Central Administrative Tribunal - Delhi
Anil Kumar Mahajan S/O Prof. Dev Paul vs Union Of India Through Secretary on 12 March, 2010
CENTRAL ADMINISTRATIVE TRIBUNAL PRINCIPAL BENCH NEW DELHI Original Application No.2784/2008 This the 12th day of March, 2010 HONBLE SHRI JUSTICE V. K. BALI, CHAIRMAN HONBLE SHRI L. K. JOSHI, VICE-CHAIRMAN (A) Anil Kumar Mahajan S/O Prof. Dev Paul, R/O S-363, Ground Floor, Greater Kailash-I, New Delhi. Applicant (By Shri Dr. Surat Singh with Shri Sunil Mund and Ms. M. Devi, Advocates) Versus 1. Union of India through Secretary, Ministry of Personnel, Public Grievances & Pensions, Department of Personnel & Training, North Block, New Delhi-110001. 2. Chairman, UPSC, Dholpur House, New Delhi-110069. 3. Chief Secretary of Bihar, Old Secretariat, Patna-800015, Bihar. Respondents (By Shri R. N. Singh, for Respondents 1 & 2, and Shri Jagdev Singh for Respondent 3, Advocates) O R D E R Justice V. K. Bali, Chairman:
Anil Kumar Mahajan, an IAS officer of 1977 batch, the applicant herein, while holding the post of OSD, State Planning Council, Government of Bihar, sequel to a regular departmental enquiry held against him, has been visited with the penalty of compulsory retirement, vide order dated 15.10.2007. The departmental proceedings and the said order are under challenged in the present Original Application filed by him under Section 19 of the Administrative Tribunals Act, 1985.
2. The applicant was proceeded for major penalty under rule 8 of the All India Services (Discipline & Appeal) rules, 1969 (hereinafter to be referred as the Rules of 1969) vide memorandum dated 22.6.1993 on the following five articles of charge:
I. Shri Anil Kumar Mahajan, Officer on Special Duty, Bihar State Planning Council had directed Treasury Officers, Secretariat Treasury, Patna to reject the bills of Shri P. K. Mishra, Development Commissioner. It was beyond his jurisdiction to give such a direction.
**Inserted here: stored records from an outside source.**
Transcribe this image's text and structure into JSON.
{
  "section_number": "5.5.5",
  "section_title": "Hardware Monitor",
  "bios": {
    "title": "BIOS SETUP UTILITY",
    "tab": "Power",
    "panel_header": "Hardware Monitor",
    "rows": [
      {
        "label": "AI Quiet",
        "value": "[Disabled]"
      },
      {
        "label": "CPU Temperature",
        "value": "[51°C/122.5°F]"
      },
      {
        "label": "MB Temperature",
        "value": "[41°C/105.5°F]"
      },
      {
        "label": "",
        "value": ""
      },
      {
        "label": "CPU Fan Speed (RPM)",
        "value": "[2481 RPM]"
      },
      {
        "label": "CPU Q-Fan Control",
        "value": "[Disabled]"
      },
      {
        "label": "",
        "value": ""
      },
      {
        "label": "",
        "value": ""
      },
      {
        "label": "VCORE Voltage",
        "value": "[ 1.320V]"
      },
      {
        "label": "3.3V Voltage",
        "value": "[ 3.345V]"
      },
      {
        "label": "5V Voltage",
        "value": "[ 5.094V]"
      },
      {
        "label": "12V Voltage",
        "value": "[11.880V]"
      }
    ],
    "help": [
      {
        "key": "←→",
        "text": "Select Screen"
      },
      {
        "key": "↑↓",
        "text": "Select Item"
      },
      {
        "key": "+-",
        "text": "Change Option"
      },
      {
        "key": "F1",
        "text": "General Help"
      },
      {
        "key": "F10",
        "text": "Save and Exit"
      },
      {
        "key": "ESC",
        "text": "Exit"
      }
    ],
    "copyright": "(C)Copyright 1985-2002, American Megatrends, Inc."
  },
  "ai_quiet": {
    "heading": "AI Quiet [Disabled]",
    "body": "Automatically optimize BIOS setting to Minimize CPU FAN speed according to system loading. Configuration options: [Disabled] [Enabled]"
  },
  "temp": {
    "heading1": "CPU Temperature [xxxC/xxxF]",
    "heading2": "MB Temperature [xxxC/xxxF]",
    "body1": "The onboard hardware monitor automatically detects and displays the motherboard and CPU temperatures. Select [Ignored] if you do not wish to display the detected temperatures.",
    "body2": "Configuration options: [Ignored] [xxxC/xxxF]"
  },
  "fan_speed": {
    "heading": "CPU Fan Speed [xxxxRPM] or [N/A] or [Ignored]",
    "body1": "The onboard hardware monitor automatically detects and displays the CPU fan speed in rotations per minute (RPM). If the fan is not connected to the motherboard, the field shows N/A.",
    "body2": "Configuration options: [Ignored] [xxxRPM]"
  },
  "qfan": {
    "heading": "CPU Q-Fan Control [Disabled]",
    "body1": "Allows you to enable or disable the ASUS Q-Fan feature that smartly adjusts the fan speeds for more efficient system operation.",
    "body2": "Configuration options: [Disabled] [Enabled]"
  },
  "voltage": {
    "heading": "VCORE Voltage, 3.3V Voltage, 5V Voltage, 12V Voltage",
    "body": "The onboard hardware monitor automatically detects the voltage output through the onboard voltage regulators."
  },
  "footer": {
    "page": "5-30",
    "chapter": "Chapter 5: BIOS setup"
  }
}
II. Shri Anil Kumar Mahajan, while submitting Travelling allowance Bill, requested the Secretary (Personnel) to countersign the bill. He alleged that his controlling officer, i.e., the Development Commissioner cannot countersign because a case is being pursued against him under Mental Health Act, 1987. This case, too was filed by Shri Mahajan himself.
III. Shri Mahajan accused the Development Commissioner of losing his mental stability.
IV. The description of duties written by him for the confidential report (1985-86) shows that Shri Mahajan has become a victim of imbalanced mental illness.
V. Shri Bhaskar Banerjee, the then Land Reforms Commissioner has accused Shri Mahajan of being indisciplined, irresponsible, unstable and mentally sick. A statement of imputation of misconduct or misbehaviour in support of each article of charge was enclosed with the memorandum dated 22.6.1993 proposing to proceed against the applicant under rule 8 of the Rules of 1969. The applicant did not submit any reply to the charge memo. The enquiry officer came to be appointed on 7.7.1993. Inasmuch as, the primary charge against the applicant was of his having lost mental balance and becoming insane, it is conceded position that the enquiry officer directed the applicant to appear before the medical board so constituted to assess his mental condition, but he failed to appear before the board on any of the eight occasions he was asked to appear. It rather appears that the applicant had called in question the order of the enquiry officer directing him to appear before the medical board. Available on records is an order passed by the Honble Supreme Court dated 8.10.1993 in WP(C) No.509/1993 filed by the applicant, which reads as follows:
In our opinion Government is entitled to require Government Servant to appear before a Medical Board in the circumstances such as those that obtain in this case. Learned counsel for the petitioner however says that the petitioner should not be arrested and forced to appear before the Board. This apprehension is allayed in the averments in para 3 of the counter affidavit in which the Government states:
That it is clarified that the allegations of the Petitioner that he is sought to be apprehended and produced before the Medical Board is wholly untrue. Indeed, there is a Government decision to examine him by the Medical Board, but there is no direction to arrest him to produce before Medical Board. In view of this the apprehension of the petitioner is not justified. But what should follow, if the petitioner declines to submit himself to medical examination is a matter for the Government to decide in accordance with law and the Government shall be free to do so.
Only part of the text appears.